September 10th, 2016
Nothing will go back to the way it was five years ago. This is a certainty of a war that has changed all the components and characteristics of Syria, including the status and role of women.
“I waited for them to become men and support me when I’m old but they left without farewell” Om Ahmad (50) said, her voice giving away her exhaustion from raising and supporting her grandchildren and two daughters in their country of displacement.
“Two years ago my three sons left and never came back” She added. “I know nothing about them.” Om Ahmad lives in a modest room she rents in Lebanon with 7 other people, 3 of them children. Her family is one of 144 thousand Syrian families who lost their breadwinners in the past five years, according to the Syrian revolution statistics.
Figures and Connotations
The same source cites 151,685 male martyrs documented by name, in addition to 114,960 detained and 109,535 missing. As the war continues, the number of people leaving the country multiplies. According to the Syrian Network for Human Rights there are now 5,835,000 Syrian refugees, more than 50% of them children, 35% women, and 15% men.
This means there are more than 2 million women -35% of total refugees- who left Syria looking for a new life, some from conservative societies. As the numbers indicate, securing income for many families now lies on the shoulders of women, once making up no more than 12.9% of the total workforce in Syria before the revolution according to the census bureau in 2010. This number does not include undocumented workers or farm workers in the countryside.
It is, therefore, a battle of endurance and survival that was forced upon women, and some of them have won that battle. Many left Syria alone with their children to get to safer places even though they used to live in conservative communities where such journeys would have been an impossible undertaking just five years ago.
“Salma” is is one of the women who smuggled herself and her two children into France, braving the dangers of the journey alone while her husband back home awaits to be reunited with his family once she is granted a residence permit.
“Rahaf”, a college graduate and the only sister to 3 brothers, was banned by her brothers from leaving the house alone. Things changed, however, after 3 treacherous journeys of displacement inside Syria and one deteriorating financial situation, afterwhich she braved the journey as a refugee alone to Lebanon, then to Turkey where she now lives and works. She sends her family money regularly and will soon be married to a young man from the Syrian diaspora. Her family somewhat accepted her situation, turning what was once impossible into a given reality praised by both parents and one of the three brothers.
The giggle of the woman who divorced her husband in Europe still echoes in my ears. She said she didn’t love him and left him the moment they reached a country that respected women’s rights.
Despite all the blatant violations that women experience across the board, and especially during war, they don’t hesitate to take matters into their own hands as soon as they break free of their societal restraints.
It is no longer possible to assess the situation of women inside Syria in a general sense because of the deepening social and political chasms. Some areas in Syria pushed women into increased obscurity and marginalization, while circumstances in other areas catapulted them into the thick of life, forcing them to fend for themselves and their children. As a result, their self confidence soared and they gained new skills and experiences that cannot be unwound.

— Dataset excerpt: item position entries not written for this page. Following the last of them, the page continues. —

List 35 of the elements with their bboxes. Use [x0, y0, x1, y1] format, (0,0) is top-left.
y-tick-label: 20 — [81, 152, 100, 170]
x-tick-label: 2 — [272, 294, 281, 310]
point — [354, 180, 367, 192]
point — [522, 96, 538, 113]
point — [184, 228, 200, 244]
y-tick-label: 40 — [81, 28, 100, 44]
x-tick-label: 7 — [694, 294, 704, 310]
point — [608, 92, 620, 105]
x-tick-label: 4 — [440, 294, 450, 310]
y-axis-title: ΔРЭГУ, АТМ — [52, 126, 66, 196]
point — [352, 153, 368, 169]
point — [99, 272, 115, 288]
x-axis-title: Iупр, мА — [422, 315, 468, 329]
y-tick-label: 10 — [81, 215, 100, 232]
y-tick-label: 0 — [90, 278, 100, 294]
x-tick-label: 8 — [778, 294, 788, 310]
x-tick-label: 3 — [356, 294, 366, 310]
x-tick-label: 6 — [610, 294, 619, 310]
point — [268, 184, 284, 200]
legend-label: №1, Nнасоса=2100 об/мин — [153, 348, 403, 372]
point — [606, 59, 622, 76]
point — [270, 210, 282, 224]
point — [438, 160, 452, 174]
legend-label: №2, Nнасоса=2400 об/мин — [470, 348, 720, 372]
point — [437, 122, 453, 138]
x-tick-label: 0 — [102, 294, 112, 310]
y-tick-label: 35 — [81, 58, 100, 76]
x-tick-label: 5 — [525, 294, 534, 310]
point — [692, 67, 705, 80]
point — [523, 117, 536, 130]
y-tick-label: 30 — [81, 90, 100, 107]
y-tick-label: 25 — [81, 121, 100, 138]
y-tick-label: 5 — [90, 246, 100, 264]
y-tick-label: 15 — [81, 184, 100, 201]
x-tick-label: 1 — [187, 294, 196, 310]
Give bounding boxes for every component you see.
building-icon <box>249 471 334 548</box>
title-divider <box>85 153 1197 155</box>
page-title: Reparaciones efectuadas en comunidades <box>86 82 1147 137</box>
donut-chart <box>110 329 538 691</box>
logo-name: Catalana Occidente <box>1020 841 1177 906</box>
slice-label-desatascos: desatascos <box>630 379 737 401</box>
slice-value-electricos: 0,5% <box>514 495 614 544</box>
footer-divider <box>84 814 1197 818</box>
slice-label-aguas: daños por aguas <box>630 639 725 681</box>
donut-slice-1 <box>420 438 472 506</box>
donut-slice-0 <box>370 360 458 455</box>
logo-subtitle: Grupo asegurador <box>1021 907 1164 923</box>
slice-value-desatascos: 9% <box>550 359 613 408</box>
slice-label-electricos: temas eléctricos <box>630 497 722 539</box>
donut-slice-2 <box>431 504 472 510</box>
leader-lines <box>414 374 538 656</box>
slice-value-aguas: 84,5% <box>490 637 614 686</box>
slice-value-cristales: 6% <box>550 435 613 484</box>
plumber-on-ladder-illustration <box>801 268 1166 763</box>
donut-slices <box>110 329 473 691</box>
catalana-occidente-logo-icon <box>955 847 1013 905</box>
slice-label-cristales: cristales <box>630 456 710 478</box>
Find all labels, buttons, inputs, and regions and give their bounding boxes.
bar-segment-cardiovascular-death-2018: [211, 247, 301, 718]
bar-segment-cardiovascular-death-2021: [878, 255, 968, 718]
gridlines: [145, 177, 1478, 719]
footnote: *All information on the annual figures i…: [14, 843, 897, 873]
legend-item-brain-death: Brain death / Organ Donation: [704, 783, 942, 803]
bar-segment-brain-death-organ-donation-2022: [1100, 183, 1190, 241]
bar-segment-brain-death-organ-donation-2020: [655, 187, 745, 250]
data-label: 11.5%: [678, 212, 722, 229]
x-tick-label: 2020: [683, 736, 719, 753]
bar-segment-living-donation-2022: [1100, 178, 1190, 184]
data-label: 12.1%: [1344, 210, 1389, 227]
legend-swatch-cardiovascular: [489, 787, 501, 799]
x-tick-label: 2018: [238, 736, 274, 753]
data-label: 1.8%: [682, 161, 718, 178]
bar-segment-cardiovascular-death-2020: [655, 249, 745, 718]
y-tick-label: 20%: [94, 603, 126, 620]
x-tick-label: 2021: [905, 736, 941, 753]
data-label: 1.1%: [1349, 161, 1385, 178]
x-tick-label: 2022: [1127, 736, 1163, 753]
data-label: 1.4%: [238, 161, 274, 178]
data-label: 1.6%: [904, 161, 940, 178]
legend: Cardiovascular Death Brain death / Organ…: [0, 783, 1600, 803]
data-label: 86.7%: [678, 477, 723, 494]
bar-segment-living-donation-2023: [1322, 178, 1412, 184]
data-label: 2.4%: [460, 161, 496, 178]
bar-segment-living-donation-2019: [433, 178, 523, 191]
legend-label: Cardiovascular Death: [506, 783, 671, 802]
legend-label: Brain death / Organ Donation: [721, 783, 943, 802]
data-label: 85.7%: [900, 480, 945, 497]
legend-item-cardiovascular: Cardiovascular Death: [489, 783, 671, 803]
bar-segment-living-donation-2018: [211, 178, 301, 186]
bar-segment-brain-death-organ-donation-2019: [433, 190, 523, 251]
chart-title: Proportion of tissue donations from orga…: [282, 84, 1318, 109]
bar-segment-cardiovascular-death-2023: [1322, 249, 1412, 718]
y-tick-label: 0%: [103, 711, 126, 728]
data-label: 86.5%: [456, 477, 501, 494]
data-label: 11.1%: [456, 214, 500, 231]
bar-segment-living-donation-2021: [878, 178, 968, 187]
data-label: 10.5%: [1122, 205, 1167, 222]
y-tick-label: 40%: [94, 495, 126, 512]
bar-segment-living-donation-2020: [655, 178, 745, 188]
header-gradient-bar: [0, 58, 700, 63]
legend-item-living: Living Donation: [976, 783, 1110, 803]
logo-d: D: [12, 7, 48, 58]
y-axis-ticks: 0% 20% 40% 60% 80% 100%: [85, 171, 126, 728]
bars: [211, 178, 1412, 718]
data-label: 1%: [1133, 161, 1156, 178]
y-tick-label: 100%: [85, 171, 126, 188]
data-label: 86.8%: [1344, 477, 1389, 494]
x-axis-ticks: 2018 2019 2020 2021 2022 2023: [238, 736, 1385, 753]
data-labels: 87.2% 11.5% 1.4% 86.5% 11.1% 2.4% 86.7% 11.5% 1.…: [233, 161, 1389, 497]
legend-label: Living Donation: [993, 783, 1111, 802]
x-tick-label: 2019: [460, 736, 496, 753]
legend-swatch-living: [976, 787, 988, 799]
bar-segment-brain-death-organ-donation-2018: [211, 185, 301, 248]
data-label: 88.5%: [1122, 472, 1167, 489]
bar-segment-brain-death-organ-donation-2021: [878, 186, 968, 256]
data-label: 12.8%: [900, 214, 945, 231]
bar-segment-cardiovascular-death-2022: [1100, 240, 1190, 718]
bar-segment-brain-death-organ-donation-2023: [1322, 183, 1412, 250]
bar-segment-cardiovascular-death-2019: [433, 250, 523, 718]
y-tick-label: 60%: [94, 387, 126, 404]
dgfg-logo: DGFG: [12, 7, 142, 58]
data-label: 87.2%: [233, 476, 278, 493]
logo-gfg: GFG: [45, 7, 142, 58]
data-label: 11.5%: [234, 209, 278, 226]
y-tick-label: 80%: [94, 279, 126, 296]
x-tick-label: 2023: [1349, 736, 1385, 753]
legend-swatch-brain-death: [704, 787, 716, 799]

Though some positive examples of women’s independence and rights are evident outside Syria, in many other cases the status quo has not changed as those social shifts remain contingent upon both woman’s and man’s acceptance. The only thing that changed for many Syrian families who went to Europe is their place of residence, as both men and women cling tighter to beliefs they think are their path to salvation in a “foreign” society that they consider to be depraved.
“Safaa” -who came to France with her husband and children- says: “My husband was more forgiving in Syria regarding how I dress, where I go, and in child rearing. But since we got here he became more strict out of fear of us adopting the new culture’s beliefs”. Safaa’ does not shy away from expressing her annoyance and disapproval of this unnecessary austerity, but she made peace with it as she doesn’t think she can change her husband’s view of their new society.
Betting on An Uncertain Future
Women will face an unusual test as they struggle to cope with living between two polar opposites: Centuries-old social sediments versus an objective reality imposed by revolution and displacement. It stands to reason that we do not draw conclusions based on such a short period of time. It is also hard to gauge women’s ability to adapt and leave their cocoons to bring about deep-rooted change.
This new task for women (inside and outside of Syria) joins a host of other tasks that they perform in a society known to dwell on gender roles. In many instances, objective circumstances of the war gradually pushed back the role of men, creating a void for women to fill.
It may be a heavy burden on women, but it is sure to deliver them more financial independence. And the question remains: Will this eventually break the social shackles that have been slapped on over the years and bring about profound change to women’s status in society?